Céramique Cees Vermeer
                                                    
   Je l'ai vu lorsque j'ai voulu fermer mes volets. C'était un oiseau un peu plus gros que mes deux poings, avec un plumage sombre et terne et une curieuse aigrette rose. Rien de plus normal, me direz-vous. Attendez, je me dois d'ajouter que la nuit était tombée depuis une bonne heure quand je l'ai aperçu. Une chauve-souris alors ? Impossible, nous étions en février. Une brume de givre, que la lumière de ma chambre nimbait de jaune, coiffait le squelette de mon cerisier.
  L'oiseau a traversé cette brume à plusieurs reprises. Un trait noir, rapide et vif. Il cherchait une proie. Mais quelle proie en cette saison et à la nuit tombée ? Les oiseaux ne chassent pas la nuit ; sauf les hiboux ou les chouettes me direz-vous. Rien à voir avec un hibou ou avec une chouette.
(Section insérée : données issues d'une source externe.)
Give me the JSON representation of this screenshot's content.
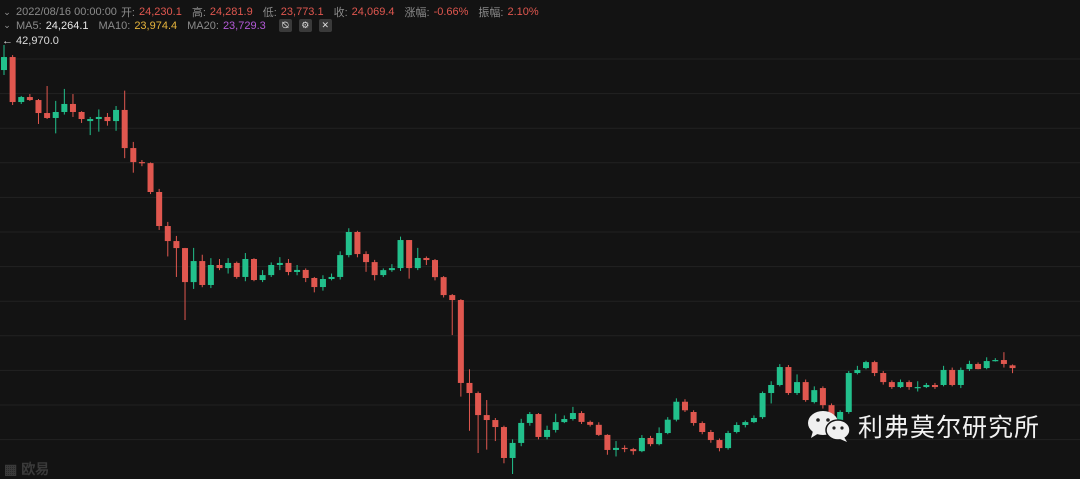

Je dirais plutôt qu'il ressemblait à une grosse pie ou un gros corbeau, avec un bec clair, très long et très pointu, et une aigrette. Il s'est posé sur une branche, devant mon nez et à portée de ma main, pas effrayé le moins du monde par ma présence.
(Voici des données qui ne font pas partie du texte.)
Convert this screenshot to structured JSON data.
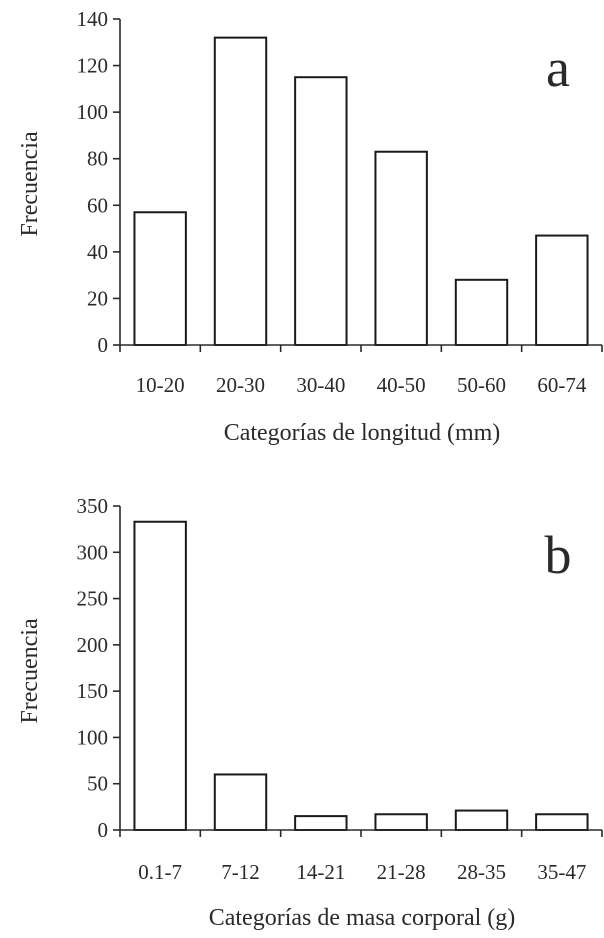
{
  "chart_data": [
    {
      "type": "bar",
      "panel_label": "a",
      "categories": [
        "10-20",
        "20-30",
        "30-40",
        "40-50",
        "50-60",
        "60-74"
      ],
      "values": [
        57,
        132,
        115,
        83,
        28,
        47
      ],
      "xlabel": "Categorías de longitud (mm)",
      "ylabel": "Frecuencia",
      "ylim": [
        0,
        140
      ],
      "yticks": [
        0,
        20,
        40,
        60,
        80,
        100,
        120,
        140
      ],
      "grid": false
    },
    {
      "type": "bar",
      "panel_label": "b",
      "categories": [
        "0.1-7",
        "7-12",
        "14-21",
        "21-28",
        "28-35",
        "35-47"
      ],
      "values": [
        333,
        60,
        15,
        17,
        21,
        17
      ],
      "xlabel": "Categorías de masa corporal (g)",
      "ylabel": "Frecuencia",
      "ylim": [
        0,
        350
      ],
      "yticks": [
        0,
        50,
        100,
        150,
        200,
        250,
        300,
        350
      ],
      "grid": false
    }
  ]
}
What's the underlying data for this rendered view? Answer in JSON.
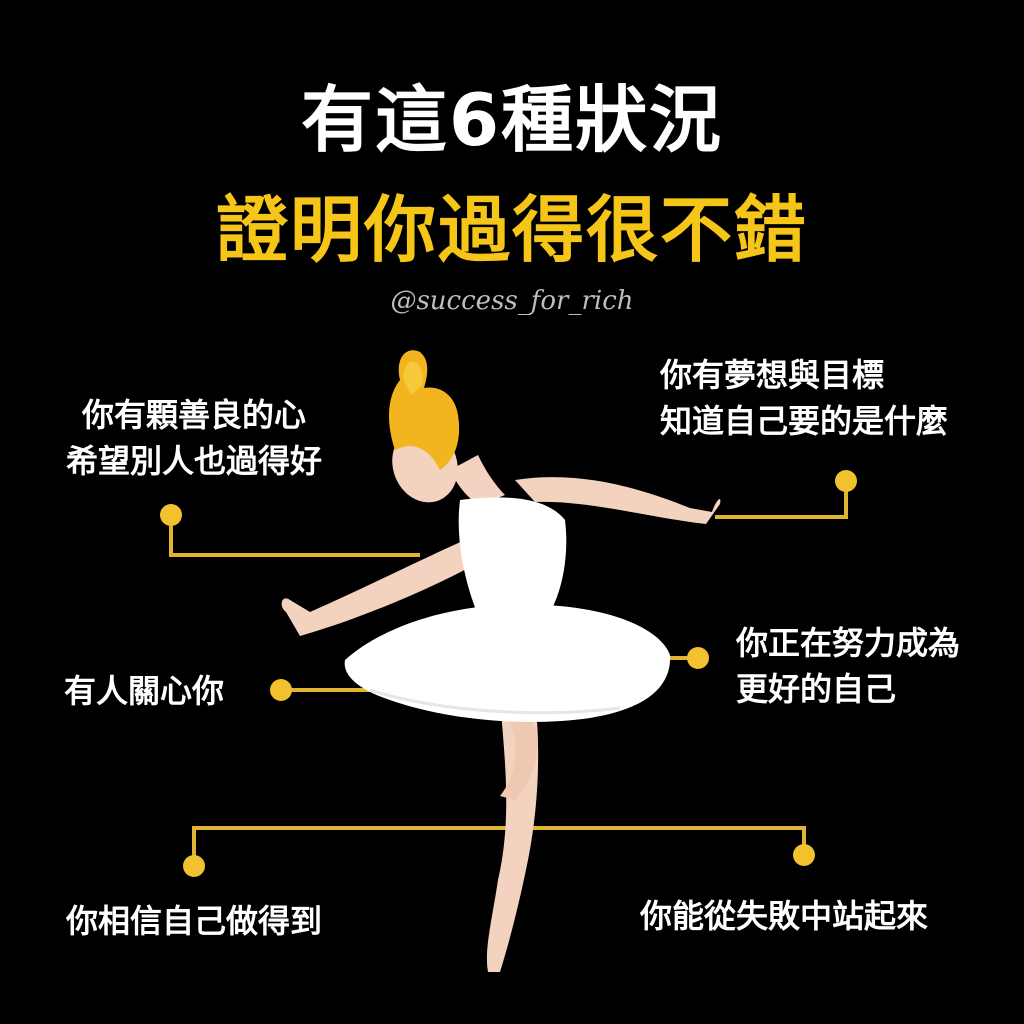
{
  "title": {
    "line1": "有這6種狀況",
    "line2": "證明你過得很不錯"
  },
  "handle": "@success_for_rich",
  "points": [
    {
      "line1": "你有顆善良的心",
      "line2": "希望別人也過得好"
    },
    {
      "line1": "你有夢想與目標",
      "line2": "知道自己要的是什麼"
    },
    {
      "line1": "有人關心你"
    },
    {
      "line1": "你正在努力成為",
      "line2": "更好的自己"
    },
    {
      "line1": "你相信自己做得到"
    },
    {
      "line1": "你能從失敗中站起來"
    }
  ],
  "colors": {
    "background": "#000000",
    "title_primary": "#ffffff",
    "title_accent": "#f5c518",
    "connector": "#e0b333",
    "text": "#ffffff"
  },
  "illustration": "ballerina-illustration"
}
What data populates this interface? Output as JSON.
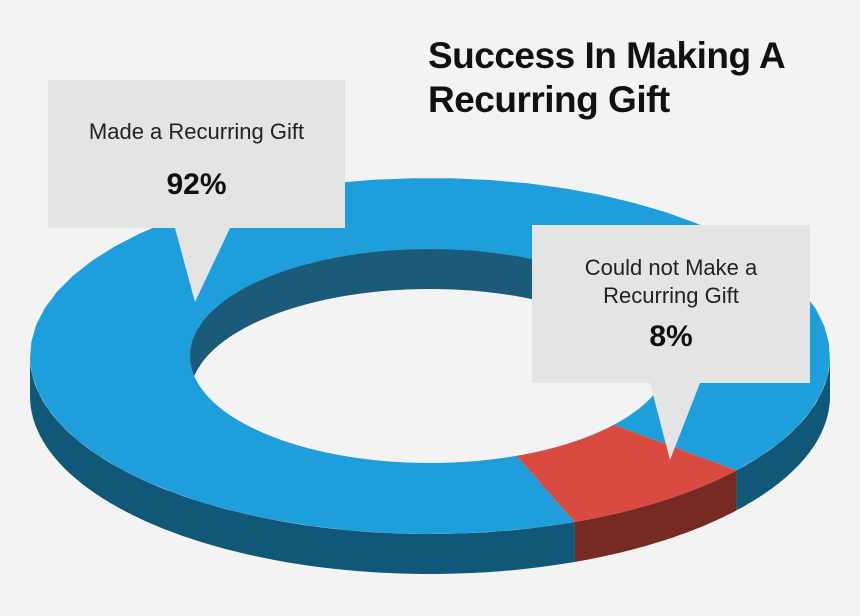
{
  "chart_data": {
    "type": "pie",
    "donut": true,
    "title": "Success In Making A Recurring Gift",
    "categories": [
      "Made a Recurring Gift",
      "Could not Make a Recurring Gift"
    ],
    "values": [
      92,
      8
    ],
    "value_labels": [
      "92%",
      "8%"
    ],
    "colors": [
      "#1e9fdb",
      "#d94a40"
    ]
  }
}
  C'est à cet instant que j'ai vu ses yeux. Ils étaient d'un rouge intense et flambaient comme deux braises. Il m'a bien regardé, m'a soupesé si je puis dire, et j'ai cru y discerner comme une lueur de férocité gourmande. Que je tombe raide mort si je mens, mais un frisson d'angoisse m'a parcouru. À cet instant, le ciel s'est empli de cris aigus et de battements d'ailes saccadés et puissants. Comme si des milliers d'oiseaux qui auraient patienté au-delà des nuages, cherchaient maintenant à se poser.
  C'est alors que j'ai entendu une voix énorme tomber du ciel qui disait : "T'as rien à craindre patate, ce n'est pas du Hitchcock, on est des anges qui allons à un bal costumé ; non mais, en v'la une gourde..."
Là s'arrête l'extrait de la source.